The potential damage is significant. To separate fraudsters from legitimate online shoppers, anti-fraud systems typically use mechanisms to verify the shopper’s digital fingerprint. This 'fingerprint' can include more than 100 attributes from the users device including: IP address (external and local), screen information (such as screen resolution, window size), firmware version, operating system version, browser plugins installed, timezone and so on.
If a card is used to make from the same device (with the same fingerprint) as in the past, the transaction will not raise any red flags.
"As a result, the user behind the mask is recognised to be a legitimate one, and his query, such as an attempt to make a purchase using the provided bank card details, will be approved," Lozhkin said.
To make device mimicry easier, the Genesis Store also offers a plug-in (which runs on the Chromium browser) that allows users to install stolen digital profiles into their browser and "with a single mouse click" become the "doppelganger of the victim" Lozhkin explained.

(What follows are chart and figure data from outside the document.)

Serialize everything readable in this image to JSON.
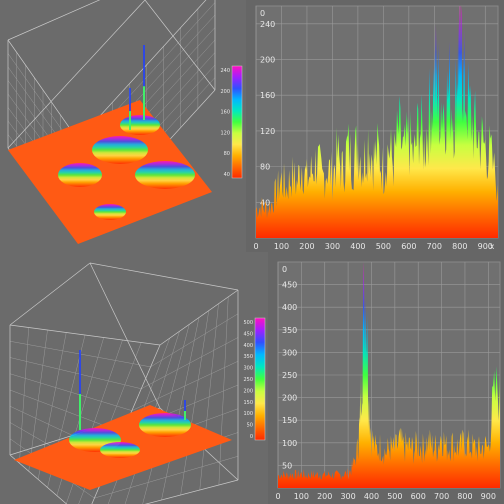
{
  "colors": {
    "background": "#6b6b6b",
    "grid": "#9a9a9a",
    "colormap": [
      "#ff2a00",
      "#ff6a00",
      "#ffb000",
      "#ffe84a",
      "#c8ff40",
      "#40ff40",
      "#00e8c0",
      "#00b8ff",
      "#3050ff",
      "#a020ff",
      "#ff10c0"
    ]
  },
  "chart_data": [
    {
      "type": "surface3d",
      "panel": "top-left",
      "colorbar_ticks": [
        "240",
        "200",
        "160",
        "120",
        "80",
        "40"
      ],
      "peak_value": 240
    },
    {
      "type": "area",
      "panel": "top-right",
      "xlim": [
        0,
        950
      ],
      "ylim": [
        0,
        260
      ],
      "x_ticks": [
        "0",
        "100",
        "200",
        "300",
        "400",
        "500",
        "600",
        "700",
        "800",
        "900"
      ],
      "y_ticks": [
        "40",
        "80",
        "120",
        "160",
        "200",
        "240"
      ],
      "y_corner_label": "0",
      "x_end_label": "x",
      "series": [
        {
          "x": [
            0,
            20,
            40,
            60,
            80,
            100,
            120,
            140,
            160,
            180,
            200,
            220,
            240,
            260,
            280,
            300,
            320,
            340,
            360,
            380,
            400,
            420,
            440,
            460,
            480,
            500,
            520,
            540,
            560,
            580,
            600,
            620,
            640,
            660,
            680,
            700,
            710,
            720,
            740,
            760,
            780,
            790,
            800,
            810,
            820,
            840,
            860,
            880,
            900,
            920,
            950
          ],
          "y": [
            35,
            38,
            36,
            40,
            55,
            70,
            60,
            75,
            65,
            90,
            70,
            80,
            95,
            70,
            85,
            75,
            100,
            80,
            110,
            90,
            115,
            85,
            120,
            95,
            105,
            80,
            110,
            90,
            130,
            100,
            120,
            95,
            140,
            110,
            150,
            190,
            200,
            170,
            160,
            180,
            150,
            215,
            235,
            210,
            180,
            150,
            130,
            120,
            110,
            100,
            60
          ]
        }
      ]
    },
    {
      "type": "surface3d",
      "panel": "bottom-left",
      "colorbar_ticks": [
        "500",
        "450",
        "400",
        "350",
        "300",
        "250",
        "200",
        "150",
        "100",
        "50",
        "0"
      ],
      "peak_value": 500
    },
    {
      "type": "area",
      "panel": "bottom-right",
      "xlim": [
        0,
        950
      ],
      "ylim": [
        0,
        500
      ],
      "x_ticks": [
        "0",
        "100",
        "200",
        "300",
        "400",
        "500",
        "600",
        "700",
        "800",
        "900"
      ],
      "y_ticks": [
        "50",
        "100",
        "150",
        "200",
        "250",
        "300",
        "350",
        "400",
        "450"
      ],
      "y_corner_label": "0",
      "series": [
        {
          "x": [
            0,
            20,
            40,
            60,
            80,
            100,
            120,
            140,
            160,
            180,
            200,
            220,
            240,
            260,
            280,
            300,
            320,
            340,
            350,
            360,
            370,
            380,
            390,
            400,
            420,
            440,
            460,
            480,
            500,
            520,
            540,
            560,
            580,
            600,
            620,
            640,
            660,
            680,
            700,
            720,
            740,
            760,
            780,
            800,
            820,
            840,
            860,
            880,
            900,
            920,
            950
          ],
          "y": [
            30,
            32,
            30,
            33,
            31,
            34,
            30,
            32,
            31,
            33,
            30,
            32,
            31,
            30,
            33,
            35,
            50,
            90,
            150,
            300,
            500,
            420,
            200,
            120,
            90,
            100,
            85,
            95,
            90,
            110,
            95,
            100,
            90,
            105,
            95,
            110,
            100,
            95,
            130,
            95,
            105,
            100,
            95,
            110,
            100,
            95,
            90,
            100,
            95,
            200,
            250
          ]
        }
      ]
    }
  ]
}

The Genesis Store owners have formed their considerable collection of card details and profiles through their own malware, but also from requesting missing information from botnet owners, Lozhkin explained.
"They buy it from them and resell. They're a reseller," he said.
The store also offers a unique fingerprint generator for buyers who don't want to purchase card details in the bundles. Using unique fingerprints won't always get around anti-fraud systems, but is less suspicious than multiple cards with multiple identities making purchases from a single device.
Lozhkin explained that there were likely many more, "more private" marketplaces operating with a similar approach.
"This one became semi-pubic because it has a lot of information to sell. So the bad guys want more people to know about its existence... It's the tip of the iceberg in terms of marketplaces," he said.
Fortunately for Australian consumers, most ecommerce sites and banks require two-factor authentication to make purchases online. Consumers in the US and Canada, where two-factor authentication is not standard when shopping online with many banks, were most at risk, Lozhkin said.
"In many shops in the US they won't ask anything. But it depends on the bank. The bad guys, they know the banks that don't use the [two-factor authentication] system, so they try to buy only the exact credit card details for those banks," he said.
Two-factor authentication for transactions initiated using a bank card is an "absolute necessity" and the "best solution" Lozhkin – who has himself been a victim of card fraud – said.
"If you go online and buy a laptop, there should be two-factor authentication, and when you then go and buy a bag for that laptop, you should really have it again," he said.
Lozhkin, who previously investigated online card fraud for the Russian Interior Ministry, said he believed fear of losing customers was ultimately the reason some banks hadn't mandated two-factor authentication.
"There are so many people using credit cards, buying things online, for them it would be hard for a bank to force these people to use two-factor authorisation, to teach them how, because they just want to type their credit card information in," he said.
"For the bank maybe it's better to lose money through fraud then spend it educating the customer. They don't want to lose customers."
Last month the Australian Federal Police announced they hard arrested and charged a Sydney man over his alleged role operating a credential selling website.
The author travelled to the Security Analyst Summit as a guest of Kaspersky.